Para Daniels, el primer paso que debe dar el Estado en los casos donde haya habido violaciones a los derechos humanos es el reconocimiento y aceptación del hecho. Luego, debe establecer mecanismos expeditos y accesibles para que las personas hagan su reclamo y obtengan medidas de reparación.

“Pero ni lo uno ni lo otro. Se necesita un cambio mucho mayor de lo que está ocurriendo para que el Estado tenga siquiera la voluntad, ya no digo de reparar, sino siquiera de investigar, porque al momento no conocemos ninguna investigación ni ninguna sanción a los responsables de los abusos que se han realizado en la represión desde el año 2014 para acá”, explicó Daniels. 

Venezuela no cumple estándares internacionales

La Organización de Naciones Unidas (ONU), la Corte Interamericana de Derechos Humanos y la Comisión Interamericana de Derechos Humanos, principales sistemas de protección internacional, establecen que la reparación debe ser integral, es decir, abarcar todas las dimensiones del daño.
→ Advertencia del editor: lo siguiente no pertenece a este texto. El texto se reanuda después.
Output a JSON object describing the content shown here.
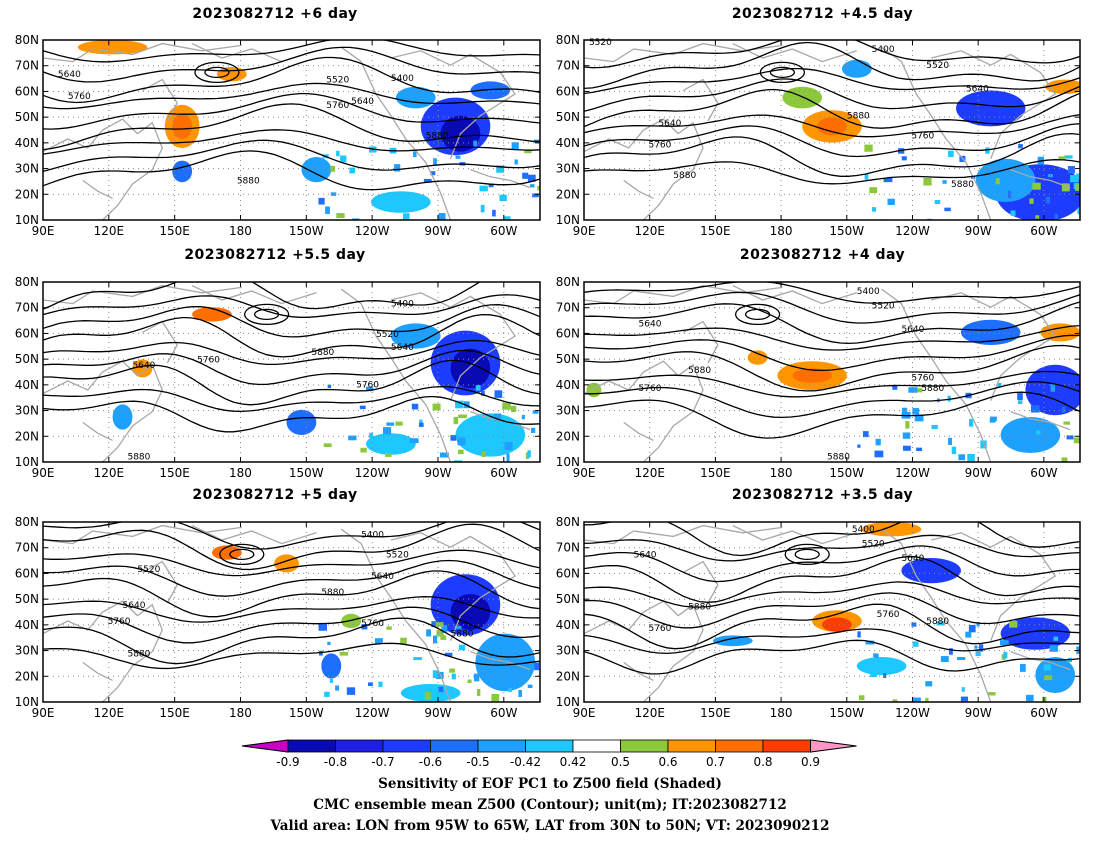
{
  "panels": [
    {
      "title": "2023082712  +6 day",
      "contours": [
        "5640",
        "5760",
        "5880",
        "5520",
        "5400",
        "5640",
        "5760",
        "5880"
      ]
    },
    {
      "title": "2023082712  +4.5 day",
      "contours": [
        "5520",
        "5400",
        "5520",
        "5640",
        "5880",
        "5640",
        "5760",
        "5880",
        "5760",
        "5880"
      ]
    },
    {
      "title": "2023082712  +5.5 day",
      "contours": [
        "5400",
        "5520",
        "5640",
        "5640",
        "5760",
        "5880",
        "5760",
        "5880"
      ]
    },
    {
      "title": "2023082712  +4 day",
      "contours": [
        "5400",
        "5520",
        "5640",
        "5640",
        "5880",
        "5760",
        "5760",
        "5880",
        "5880"
      ]
    },
    {
      "title": "2023082712  +5 day",
      "contours": [
        "5400",
        "5520",
        "5520",
        "5640",
        "5640",
        "5760",
        "5880",
        "5880",
        "5760",
        "5880"
      ]
    },
    {
      "title": "2023082712  +3.5 day",
      "contours": [
        "5400",
        "5520",
        "5640",
        "5640",
        "5880",
        "5760",
        "5760",
        "5880"
      ]
    }
  ],
  "lat_labels": [
    "80N",
    "70N",
    "60N",
    "50N",
    "40N",
    "30N",
    "20N",
    "10N"
  ],
  "lon_labels": [
    "90E",
    "120E",
    "150E",
    "180",
    "150W",
    "120W",
    "90W",
    "60W"
  ],
  "colorbar": {
    "ticks": [
      "-0.9",
      "-0.8",
      "-0.7",
      "-0.6",
      "-0.5",
      "-0.42",
      "0.42",
      "0.5",
      "0.6",
      "0.7",
      "0.8",
      "0.9"
    ],
    "colors": [
      "#0a0ab4",
      "#1e1ee6",
      "#1e3cff",
      "#1e6eff",
      "#1ea0ff",
      "#1ec8ff",
      "#ffffff",
      "#8cc83c",
      "#ff9600",
      "#ff6e00",
      "#ff3c00",
      "#ff0000"
    ],
    "under_color": "#c800c8",
    "over_color": "#ff96c8"
  },
  "captions": [
    "Sensitivity of EOF PC1 to Z500 field (Shaded)",
    "CMC ensemble mean Z500 (Contour); unit(m); IT:2023082712",
    "Valid area: LON from 95W to 65W, LAT from 30N to 50N; VT: 2023090212"
  ]
}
Estos organismos también exigen que se considere el impacto diferenciado en mujeres, niños, personas LGBTIQ+, indígenas, personas con discapacidad y otros grupos vulnerables.

Sobre este punto, los abogados y defensores de derechos humanos Martha Tineo y Alí Daniels coinciden en que Venezuela está “muy lejos” de cumplir con los estándares internacionales de reparación a las víctimas de violaciones a los derechos humanos. 

Daniels explicó que actualmente no existe ni siquiera una estructura a la cual pueda acudir un venezolano en busca de justicia porque no existe la independencia de poderes.

“Un ciudadano que ve vulnerados sus derechos en Venezuela, no se le pasa por la cabeza ir a la Fiscalía o ir a la Defensoría del Pueblo o a ningún otro órgano de protección de derechos, porque sabe que va a perder el tiempo”, expresó. 

El director de la ONG Acceso a la Justicia sumó que mientras no haya un Poder Judicial imparcial e independiente, no habrá manera de que se puedan generar reparaciones en casos de crímenes de lesa humanidad. 

En comparación con otros países, Alí Daniels señaló que en Colombia, México y Brasil existen mecanismos de reparación y es frecuente que se interpongan acciones en contra del Estado que son declaradas a lugar, pero el abogado recalcó que la diferencia de esos tres países con Venezuela es que en ellos hay democracia plena.

*El periodismo en Venezuela se ejerce en un entorno hostil para la prensa con decenas de instrumentos jurídicos dispuestos para el castigo de la palabra, especialmente las leyes «contra el odio», «contra el fascismo» y «contra el bloqueo». Este contenido fue escrito tomando en consideración las amenazas y límites que, en consecuencia, se han impuesto a la divulgación de informaciones desde dentro del país.